Overcoming MS (OMS) is committed to protecting your personal information and being transparent about what information we hold.
Developing a better understanding of our community of people following the OMS Program (OMSers) and their families, carers, friends and medical teams through their personal data and the questions we may ask allows us to constantly improve the services and resources we provide. This enables people with MS to make informed decisions and take control of their health. It also enables us to fundraise more efficiently, which ultimately means we can spread hope to more people facing a diagnosis of MS.
The purpose of this policy is to give you a clear explanation about how OMS collects and uses the personal information you provide to us and that we collect online, via the phone, in letters, in person or via any other correspondence.
We ensure that we use your information in accordance with all applicable laws concerning the protection of personal information. This policy explains:
We collect information in the following way:
This could be when you fill out one of the forms on the OMS website to join our OMS Circles (support groups), apply to be an Ambassador, request a free book, register for professional development, ask us a question, register for our forums or sign up to our newsletter. We will ask you for personal information, such as your name, address, and email address.
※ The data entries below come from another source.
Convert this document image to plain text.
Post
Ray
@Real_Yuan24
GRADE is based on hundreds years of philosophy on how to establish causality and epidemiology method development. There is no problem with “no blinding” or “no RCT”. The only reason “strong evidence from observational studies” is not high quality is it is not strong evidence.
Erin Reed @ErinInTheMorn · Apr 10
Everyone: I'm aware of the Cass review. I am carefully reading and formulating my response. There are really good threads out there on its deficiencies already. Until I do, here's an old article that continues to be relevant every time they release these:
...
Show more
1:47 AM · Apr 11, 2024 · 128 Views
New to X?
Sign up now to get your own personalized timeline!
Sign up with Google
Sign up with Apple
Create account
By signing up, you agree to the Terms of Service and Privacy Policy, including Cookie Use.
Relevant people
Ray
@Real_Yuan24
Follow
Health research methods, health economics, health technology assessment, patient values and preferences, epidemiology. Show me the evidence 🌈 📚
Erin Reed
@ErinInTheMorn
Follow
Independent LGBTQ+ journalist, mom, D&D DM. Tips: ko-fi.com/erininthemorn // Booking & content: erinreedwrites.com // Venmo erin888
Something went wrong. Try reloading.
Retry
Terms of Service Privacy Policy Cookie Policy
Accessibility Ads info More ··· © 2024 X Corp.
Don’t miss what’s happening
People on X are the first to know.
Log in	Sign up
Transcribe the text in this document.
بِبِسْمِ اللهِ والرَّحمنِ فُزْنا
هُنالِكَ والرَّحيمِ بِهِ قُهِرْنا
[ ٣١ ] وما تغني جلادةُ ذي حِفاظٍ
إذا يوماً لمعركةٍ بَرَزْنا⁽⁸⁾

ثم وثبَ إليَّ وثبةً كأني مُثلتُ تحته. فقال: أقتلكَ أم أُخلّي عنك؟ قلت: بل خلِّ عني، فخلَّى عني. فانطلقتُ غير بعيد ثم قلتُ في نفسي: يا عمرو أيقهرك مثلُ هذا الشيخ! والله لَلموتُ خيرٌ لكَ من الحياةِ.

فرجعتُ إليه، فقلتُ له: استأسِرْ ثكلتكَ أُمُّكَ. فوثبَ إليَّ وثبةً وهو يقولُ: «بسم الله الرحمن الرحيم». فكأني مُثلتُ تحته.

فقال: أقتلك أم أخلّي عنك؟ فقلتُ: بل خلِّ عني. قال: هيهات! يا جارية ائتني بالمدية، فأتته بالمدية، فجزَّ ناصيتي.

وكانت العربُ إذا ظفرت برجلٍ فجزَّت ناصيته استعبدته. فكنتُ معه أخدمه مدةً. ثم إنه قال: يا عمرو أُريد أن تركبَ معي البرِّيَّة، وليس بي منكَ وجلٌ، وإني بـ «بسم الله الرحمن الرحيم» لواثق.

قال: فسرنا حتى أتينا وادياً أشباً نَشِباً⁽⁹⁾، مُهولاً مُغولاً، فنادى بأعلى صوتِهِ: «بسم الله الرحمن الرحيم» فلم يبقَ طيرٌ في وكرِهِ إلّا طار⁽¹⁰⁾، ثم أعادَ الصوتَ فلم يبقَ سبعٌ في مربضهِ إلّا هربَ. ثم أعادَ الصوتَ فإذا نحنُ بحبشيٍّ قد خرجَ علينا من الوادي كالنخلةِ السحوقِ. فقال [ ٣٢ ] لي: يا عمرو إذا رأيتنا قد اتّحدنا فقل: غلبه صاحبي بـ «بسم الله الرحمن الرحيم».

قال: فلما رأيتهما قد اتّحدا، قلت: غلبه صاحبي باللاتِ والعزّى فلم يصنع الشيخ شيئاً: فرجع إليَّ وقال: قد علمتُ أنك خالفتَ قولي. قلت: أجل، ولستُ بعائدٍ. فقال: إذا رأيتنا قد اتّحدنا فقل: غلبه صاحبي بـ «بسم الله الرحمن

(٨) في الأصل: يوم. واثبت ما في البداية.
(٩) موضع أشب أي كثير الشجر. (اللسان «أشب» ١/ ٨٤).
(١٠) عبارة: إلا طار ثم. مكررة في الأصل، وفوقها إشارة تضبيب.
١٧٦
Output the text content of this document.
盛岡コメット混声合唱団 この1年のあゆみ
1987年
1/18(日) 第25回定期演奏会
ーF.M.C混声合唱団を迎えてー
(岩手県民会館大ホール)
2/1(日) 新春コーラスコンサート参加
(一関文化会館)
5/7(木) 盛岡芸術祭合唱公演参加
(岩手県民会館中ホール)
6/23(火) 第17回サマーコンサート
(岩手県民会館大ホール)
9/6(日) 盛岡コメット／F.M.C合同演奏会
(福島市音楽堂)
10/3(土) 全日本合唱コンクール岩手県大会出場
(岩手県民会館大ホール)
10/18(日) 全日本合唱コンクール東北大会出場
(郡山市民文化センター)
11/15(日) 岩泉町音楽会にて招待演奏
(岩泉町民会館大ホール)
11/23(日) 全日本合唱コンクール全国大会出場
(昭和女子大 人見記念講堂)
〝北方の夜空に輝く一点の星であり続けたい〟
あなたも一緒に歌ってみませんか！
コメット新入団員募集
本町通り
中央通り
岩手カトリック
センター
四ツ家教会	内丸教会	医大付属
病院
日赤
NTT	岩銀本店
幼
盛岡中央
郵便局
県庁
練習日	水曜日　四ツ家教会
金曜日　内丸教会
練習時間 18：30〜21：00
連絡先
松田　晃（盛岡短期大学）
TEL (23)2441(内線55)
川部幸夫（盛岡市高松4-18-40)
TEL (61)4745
We also collect information when you make a donation. We may also collect data if you email us your details or complete a paper form.
If you support us, for example by making a donation, volunteering or signing up for an event, we will usually collect your name, address, email address, credit or debit card details, Gift Aid eligibility, etc.
We will mainly use your data to: provide you with the services, products or information you asked for; administer your donation or support your fundraising, including processing Gift Aid; keep a record of your relationship with us; ensure we know how you prefer to be contacted; and understand how we can improve our services, products or information.
Special category data is recognized by GDPR as: health information; race; religious beliefs; and political opinions. We ask on our forms if you ‘have MS’. This is purely for statistical reasons, so that we are able to monitor how many people with MS we support and provide the most appropriate services. We may also collect ‘special category data’ if you are participating in a high-risk challenge event, or if you are attending a retreat/event. This is to ensure that your experience is optimized.
If you are attending an OMS retreat or event, we may need to share some of this data with external providers. For example, hotels or accommodation used for retreats will need to know if someone is a wheelchair user so that they can be placed in a wheelchair accessible room. Another example is passing on your dietary requirements to caterers to ensure that your dietary needs are catered for.
We will never share special category data unless absolutely necessary to enhance your experience of our events. Rest assured that we will always have a contract in place with those we share such data with, to ensure it is protected. We may collect sensitive personal data if you make the information public or if you tell us about your experiences relating to MS (for example, if you write a blog for us). We will always make it clear to you when we collect this information from you, what sensitive personal data we are collecting and why.
When we collect and use your personal information, we will make sure this is only done in accordance with the legal grounds covered under GDPR legislation.
We might have obtained your specific consent to use your information for a previously notified purpose, such as to send you email marketing or to provide you with a product, service or information at your request.
Another legal basis is where we have a legal obligation to use or disclose information about you – for instance, where we are ordered by a court or regulatory authority or we are legally required to hold donor transaction details for Gift Aid or accounting/tax purposes.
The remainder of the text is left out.